Мешок замолк и застыл, и люди, ударив еще по разу, бросают палки, утирают взмокшие лбы.
- Раньше мы их убивали, как Господь заповедал, по-человечески, - жалуется лысый, - а теперь денег нет. Вот напишите-ка об этом, раз вы журналист.
- А знаете, сколько мы тут получаем? - размахивает руками Панкрас и поворачивается к товарищу. - Расскажи ему, он в газете служит, пусть продернет наши власти.
Тот повыше, помоложе своего напарника. Он выступает вперед, и Сантьяго видит его лицо. Да быть не может! Сантьяго выпускает поводок, Батуке с лаем набрасывается на него. Быть не может!
- Один соль с головы, - говорит он. - А ведь потом еще надо везти дохлятину на свалку, ее там сожгут. Один соль за все про все.

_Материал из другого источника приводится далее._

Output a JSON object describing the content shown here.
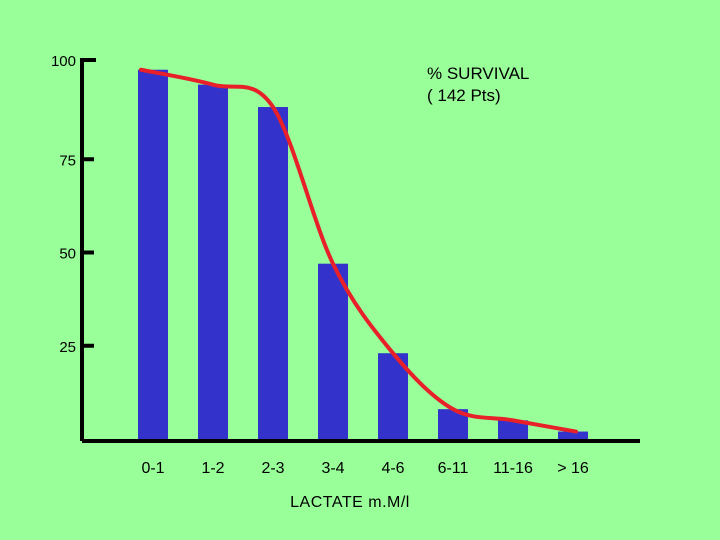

Не может быть, это не он, все цветные похожи один на другого. А почему бы и не он, думает Сантьяго. Самбо нагибается, взваливает мешок на плечо - он! он! - несет его на край пустыря, швыряет на груду других окровавленных мешков, возвращается, покачиваясь на длинных ногах, утирая лицо рукавом. Он! он! Панкрас толкает товарища локтем в бок: ступай, поешь, притомился.
- Это тут они плачутся, а как выедут на ловлю - куда там! - ворчит лысый. - Короли! Зачем сегодня утром схватили собаку этого сеньора, скоты? Она была на поводке и с хозяйкой.
Самбо всплескивает руками - это он! - они вообще утром не ездили, они тут были, кончали отловленных, верьте слову, дон! Он, думает Сантьяго. И голос, и лицо, и фигура, только старше кажется лет на тридцать. Та же плутовская рожа, приплюснутый нос, курчавые волосы. Только раньше не было под глазами лиловатых мешков, морщин на шее, зеленовато-желтого налета на лошадиных зубищах. Зубы у него были белые-белые, думает Сантьяго. Как изменился, как постарел. Тощий, грязный, старый, но медленная, с развальцем походка все та же, и ноги, тонкие и по-паучьи длинные, - те же. Руки покрылись узловатой корой мозолей, в углах губ запеклась слюна. Они уже вернулись в контору, Батуке жмется к ногам Сантьяго. Не узнал меня, думает он. Не стану говорить, ничего не скажу. Да и как он мог тебя узнать, Савалита? Сколько тебе тогда было? Шестнадцать? Восемнадцать? А сейчас уже четвертый десяток пошел. Лысый, заложив копирку, убористо выводит на листе бумаги округлые буковки. Самбо, привалившись к притолоке, облизывает губы.